Representatives room passed a bill on Wednesday aimed at blocking President Joe Biden’s student debt cancellation plan and ending the pause on federal student loan payments and interest.
The Republican-sponsored bill passed by a vote of 218 to 203, with two Democrats joining the Republican majority in favor of the resolution. It’s unclear whether the bill will pass the Democratic-controlled Senate, but if it does, the White House has already sworn to veto it.
“This resolution is an unprecedented attempt to undermine our historic economic recovery and would deny more than 40 million hard-working Americans much-needed student debt relief,” the Office of Management and budget. said in a press release.
The resolution follows a Republican-led proposal last month, that would have raised the debt ceiling, but blocked Biden’s student debt relief plan and changes to income-contingent repayment.
Currently, Biden’s plan to forgive up to $20,000 in student debt per borrower earning less than $125,000 a year rests with the Supreme Court. The court is expected to rule by the end of June.
Here is where things stand now.
The payment break will end this summer
Despite some hopes that the the pause on student loan payments could be extended again if the Supreme Court overturns debt forgiveness, the Biden administration has said the pause will end this summer.

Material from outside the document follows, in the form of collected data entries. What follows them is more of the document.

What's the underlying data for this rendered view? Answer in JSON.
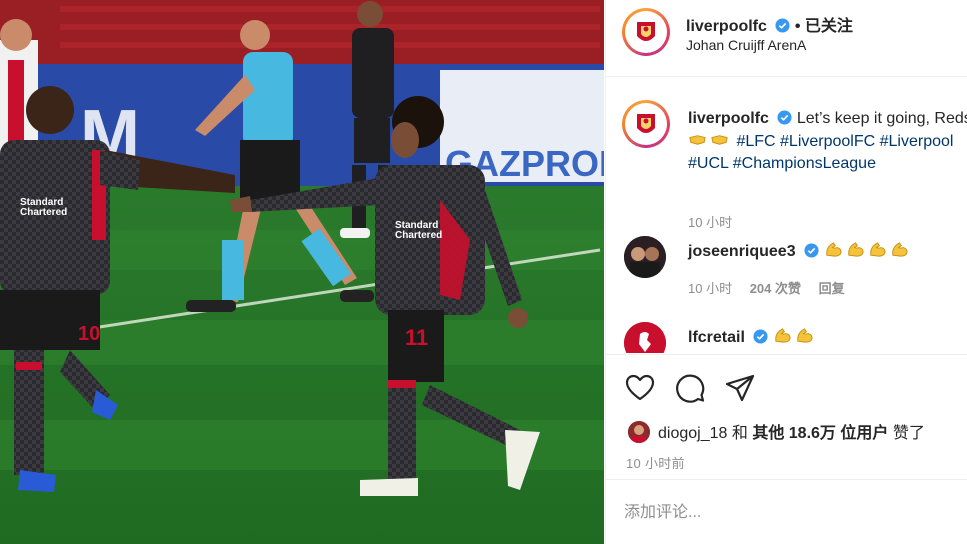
{
  "post": {
    "image_alt_icon": "football-photo",
    "brand_color": "#c8102e"
  },
  "header": {
    "username": "liverpoolfc",
    "follow_status": "• 已关注",
    "location": "Johan Cruijff ArenA"
  },
  "caption": {
    "username": "liverpoolfc",
    "text": "Let’s keep it going, Reds!",
    "hashtags": "#LFC #LiverpoolFC #Liverpool #UCL #ChampionsLeague",
    "time": "10 小时"
  },
  "comments": [
    {
      "username": "joseenriquee3",
      "emoji": "flexed-biceps x4",
      "time": "10 小时",
      "likes": "204 次赞",
      "reply": "回复"
    },
    {
      "username": "lfcretail",
      "emoji": "flexed-biceps x2"
    }
  ],
  "actions": {
    "like_icon": "heart-icon",
    "comment_icon": "comment-icon",
    "share_icon": "send-icon"
  },
  "likes_line": {
    "user": "diogoj_18",
    "and": "和",
    "others": "其他 18.6万 位用户",
    "suffix": "赞了"
  },
  "timeago": "10 小时前",
  "comment_input": {
    "placeholder": "添加评论..."
  }
}
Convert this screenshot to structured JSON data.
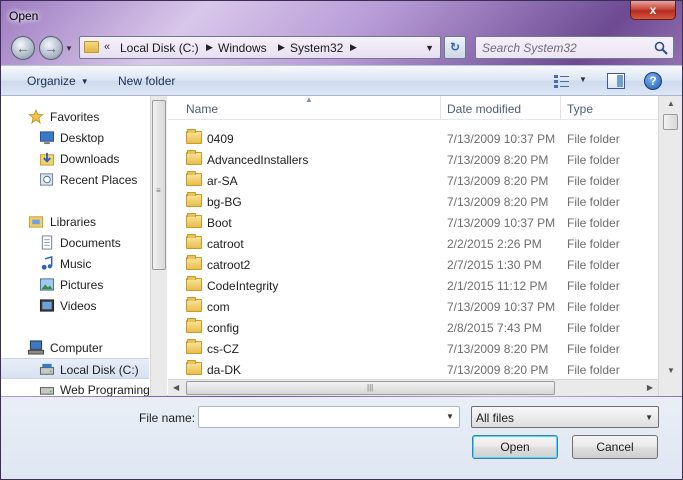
{
  "window": {
    "title": "Open",
    "close_label": "x"
  },
  "address": {
    "chevron": "«",
    "crumbs": [
      "Local Disk (C:)",
      "Windows",
      "System32"
    ]
  },
  "search": {
    "placeholder": "Search System32"
  },
  "toolbar": {
    "organize_label": "Organize",
    "new_folder_label": "New folder"
  },
  "nav_pane": {
    "items": [
      {
        "label": "Favorites",
        "icon": "star-icon"
      },
      {
        "label": "Desktop",
        "icon": "desktop-icon"
      },
      {
        "label": "Downloads",
        "icon": "downloads-icon"
      },
      {
        "label": "Recent Places",
        "icon": "recent-places-icon"
      },
      {
        "label": "Libraries",
        "icon": "libraries-icon"
      },
      {
        "label": "Documents",
        "icon": "documents-icon"
      },
      {
        "label": "Music",
        "icon": "music-icon"
      },
      {
        "label": "Pictures",
        "icon": "pictures-icon"
      },
      {
        "label": "Videos",
        "icon": "videos-icon"
      },
      {
        "label": "Computer",
        "icon": "computer-icon"
      },
      {
        "label": "Local Disk (C:)",
        "icon": "drive-icon"
      },
      {
        "label": "Web Programing",
        "icon": "drive-icon"
      }
    ],
    "selected": "Local Disk (C:)"
  },
  "columns": {
    "name": "Name",
    "date": "Date modified",
    "type": "Type"
  },
  "files": [
    {
      "name": "0409",
      "date": "7/13/2009 10:37 PM",
      "type": "File folder"
    },
    {
      "name": "AdvancedInstallers",
      "date": "7/13/2009 8:20 PM",
      "type": "File folder"
    },
    {
      "name": "ar-SA",
      "date": "7/13/2009 8:20 PM",
      "type": "File folder"
    },
    {
      "name": "bg-BG",
      "date": "7/13/2009 8:20 PM",
      "type": "File folder"
    },
    {
      "name": "Boot",
      "date": "7/13/2009 10:37 PM",
      "type": "File folder"
    },
    {
      "name": "catroot",
      "date": "2/2/2015 2:26 PM",
      "type": "File folder"
    },
    {
      "name": "catroot2",
      "date": "2/7/2015 1:30 PM",
      "type": "File folder"
    },
    {
      "name": "CodeIntegrity",
      "date": "2/1/2015 11:12 PM",
      "type": "File folder"
    },
    {
      "name": "com",
      "date": "7/13/2009 10:37 PM",
      "type": "File folder"
    },
    {
      "name": "config",
      "date": "2/8/2015 7:43 PM",
      "type": "File folder"
    },
    {
      "name": "cs-CZ",
      "date": "7/13/2009 8:20 PM",
      "type": "File folder"
    },
    {
      "name": "da-DK",
      "date": "7/13/2009 8:20 PM",
      "type": "File folder"
    }
  ],
  "bottom": {
    "file_name_label": "File name:",
    "file_name_value": "",
    "filter_value": "All files",
    "open_label": "Open",
    "cancel_label": "Cancel"
  }
}
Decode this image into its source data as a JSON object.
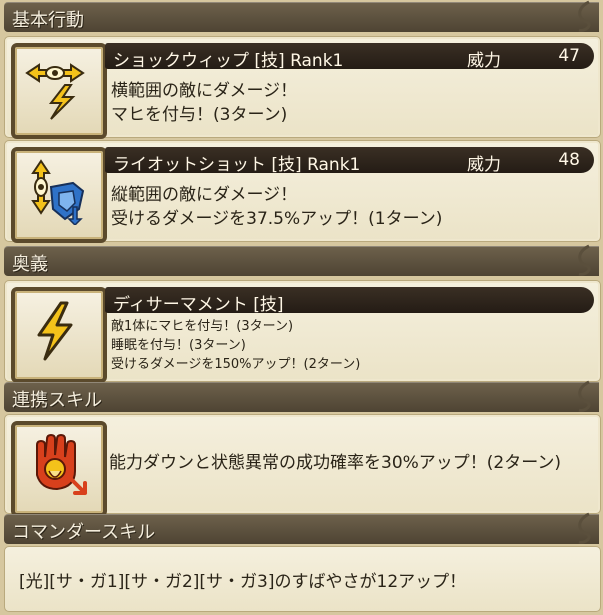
{
  "sections": {
    "basic": "基本行動",
    "ougi": "奥義",
    "renkei": "連携スキル",
    "commander": "コマンダースキル"
  },
  "skills": [
    {
      "name": "ショックウィップ [技]  Rank1",
      "power_label": "威力",
      "power_value": "47",
      "lines": [
        "横範囲の敵にダメージ！",
        "マヒを付与！(3ターン)"
      ]
    },
    {
      "name": "ライオットショット [技]  Rank1",
      "power_label": "威力",
      "power_value": "48",
      "lines": [
        "縦範囲の敵にダメージ！",
        "受けるダメージを37.5%アップ！(1ターン)"
      ]
    }
  ],
  "ougi": {
    "name": "ディサーマメント [技]",
    "lines": [
      "敵1体にマヒを付与！(3ターン)",
      "睡眠を付与！(3ターン)",
      "受けるダメージを150%アップ！(2ターン)"
    ]
  },
  "renkei": {
    "text": "能力ダウンと状態異常の成功確率を30%アップ！(2ターン)"
  },
  "commander": {
    "text": "[光][サ・ガ1][サ・ガ2][サ・ガ3]のすばやさが12アップ！"
  },
  "icons": {
    "skill1": "shock-whip-icon",
    "skill2": "riot-shot-icon",
    "ougi": "lightning-icon",
    "renkei": "hand-debuff-icon"
  },
  "colors": {
    "header_bg": "#5a4f3c",
    "title_bar_bg": "#2c241c",
    "card_bg": "#f2ecd6",
    "lightning_yellow": "#f4c21a",
    "shield_blue": "#2f72c8",
    "hand_red": "#d8401c"
  }
}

“We are committed to ensuring that once the decision is made, we will resume payments 60 days after,” Education Secretary Miguel Cardona said. confirmed last week during a Senate appropriations hearing. “But no later than June 30, we will start this process.”
House Republicans aren’t the first to call for an end to the payment break, either. In March, SoFi Bank filed a complaint try to compel the federal government to immediately resume collection of payments, call the most recent extension of the break “unlawful for several reasons”.

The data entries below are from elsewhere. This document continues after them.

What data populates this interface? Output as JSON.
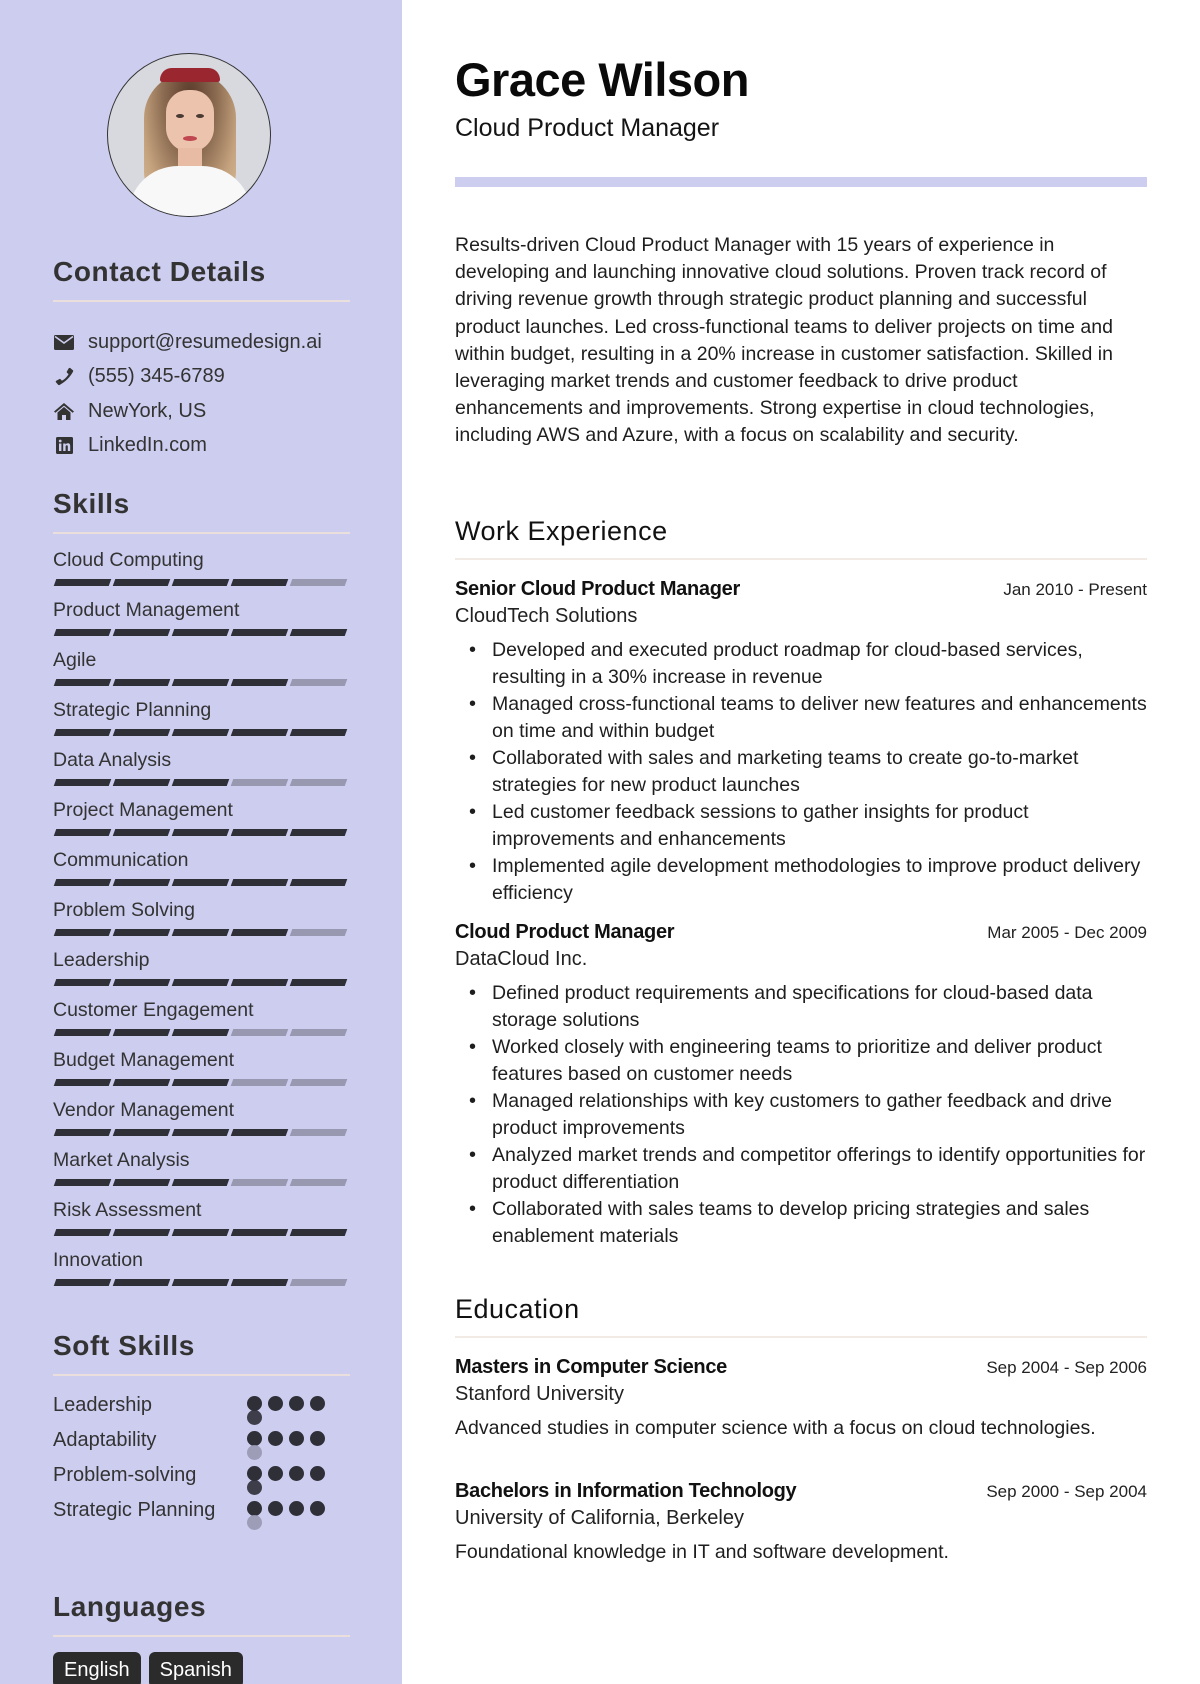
{
  "profile": {
    "name": "Grace Wilson",
    "title": "Cloud Product Manager",
    "photo_alt": "profile-photo"
  },
  "colors": {
    "sidebar_bg": "#cdcdf0",
    "accent_bar": "#cdcdf0",
    "bar_filled": "#2f2f37",
    "bar_empty": "#9898b0",
    "badge_bg": "#2b2b2b"
  },
  "contact": {
    "heading": "Contact Details",
    "items": [
      {
        "icon": "envelope-icon",
        "text": "support@resumedesign.ai"
      },
      {
        "icon": "phone-icon",
        "text": "(555) 345-6789"
      },
      {
        "icon": "home-icon",
        "text": "NewYork, US"
      },
      {
        "icon": "linkedin-icon",
        "text": "LinkedIn.com"
      }
    ]
  },
  "skills": {
    "heading": "Skills",
    "max_level": 5,
    "items": [
      {
        "name": "Cloud Computing",
        "level": 4
      },
      {
        "name": "Product Management",
        "level": 5
      },
      {
        "name": "Agile",
        "level": 4
      },
      {
        "name": "Strategic Planning",
        "level": 5
      },
      {
        "name": "Data Analysis",
        "level": 3
      },
      {
        "name": "Project Management",
        "level": 5
      },
      {
        "name": "Communication",
        "level": 5
      },
      {
        "name": "Problem Solving",
        "level": 4
      },
      {
        "name": "Leadership",
        "level": 5
      },
      {
        "name": "Customer Engagement",
        "level": 3
      },
      {
        "name": "Budget Management",
        "level": 3
      },
      {
        "name": "Vendor Management",
        "level": 4
      },
      {
        "name": "Market Analysis",
        "level": 3
      },
      {
        "name": "Risk Assessment",
        "level": 5
      },
      {
        "name": "Innovation",
        "level": 4
      }
    ]
  },
  "soft_skills": {
    "heading": "Soft Skills",
    "max_level": 5,
    "items": [
      {
        "name": "Leadership",
        "level": 5
      },
      {
        "name": "Adaptability",
        "level": 4
      },
      {
        "name": "Problem-solving",
        "level": 5
      },
      {
        "name": "Strategic Planning",
        "level": 4
      }
    ]
  },
  "languages": {
    "heading": "Languages",
    "items": [
      "English",
      "Spanish"
    ]
  },
  "summary": "Results-driven Cloud Product Manager with 15 years of experience in developing and launching innovative cloud solutions. Proven track record of driving revenue growth through strategic product planning and successful product launches. Led cross-functional teams to deliver projects on time and within budget, resulting in a 20% increase in customer satisfaction. Skilled in leveraging market trends and customer feedback to drive product enhancements and improvements. Strong expertise in cloud technologies, including AWS and Azure, with a focus on scalability and security.",
  "experience": {
    "heading": "Work Experience",
    "items": [
      {
        "title": "Senior Cloud Product Manager",
        "company": "CloudTech Solutions",
        "dates": "Jan 2010 - Present",
        "bullets": [
          "Developed and executed product roadmap for cloud-based services, resulting in a 30% increase in revenue",
          "Managed cross-functional teams to deliver new features and enhancements on time and within budget",
          "Collaborated with sales and marketing teams to create go-to-market strategies for new product launches",
          "Led customer feedback sessions to gather insights for product improvements and enhancements",
          "Implemented agile development methodologies to improve product delivery efficiency"
        ]
      },
      {
        "title": "Cloud Product Manager",
        "company": "DataCloud Inc.",
        "dates": "Mar 2005 - Dec 2009",
        "bullets": [
          "Defined product requirements and specifications for cloud-based data storage solutions",
          "Worked closely with engineering teams to prioritize and deliver product features based on customer needs",
          "Managed relationships with key customers to gather feedback and drive product improvements",
          "Analyzed market trends and competitor offerings to identify opportunities for product differentiation",
          "Collaborated with sales teams to develop pricing strategies and sales enablement materials"
        ]
      }
    ]
  },
  "education": {
    "heading": "Education",
    "items": [
      {
        "degree": "Masters in Computer Science",
        "school": "Stanford University",
        "dates": "Sep 2004 - Sep 2006",
        "description": "Advanced studies in computer science with a focus on cloud technologies."
      },
      {
        "degree": "Bachelors in Information Technology",
        "school": "University of California, Berkeley",
        "dates": "Sep 2000 - Sep 2004",
        "description": "Foundational knowledge in IT and software development."
      }
    ]
  }
}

26 million borrowers requested debt forgiveness
During the brief window last fall when borrowers could apply for Biden’s loan forgiveness program, 26 million people asked to have their balance reduced by up to $10,000 (up to $20,000 for Pell Grant recipients).
The Biden administration approved 16 million borrowers for forgiveness before it needed to stop processing applications while legal challenges unfold.
While Biden’s student debt cancellation plan has been a partisan issue since it was announced, it has now become particularly polarizing as parties discuss government spending.
“To the more than 40 million eligible student borrowers who are anxiously awaiting the fate of their debt relief, I urge you…watch which Republican lawmakers shamelessly vote against debt relief for you after having their own loans,” the White House said. Press officer Karine Jean-Pierre said at a press briefing Wednesday.
Opponents of the forgiveness plan claim injustice to non-borrowers and those who have repaid their loans. They claim that Biden does not have the authority to cancel debt without congressional approval.
“President Biden’s student loan transfer program is transferring hundreds of billions of dollars in payments from student borrowers onto the backs of the American people,” said Rep. Bob Good, R-Va., who introduced the resolution in March. . in a report.
Nearly half of Americans approve of Biden’s pardon plan
As of mid-April, about 47% of Americans support Biden’s student debt cancellation plan in its current form, according to a USA Today/Ipsos poll. Of those who currently have student debt, 83% approve of Biden’s plan, while 3 in 4 Americans without loans also support relief, the poll found.
Optimism, however, is not as strong, at least among young adults. More than two-thirds — 67% — say they don’t think Biden’s debt cancellation will happen, according to a recent Scholarship Owl poll more than 11,000 middle and high school students.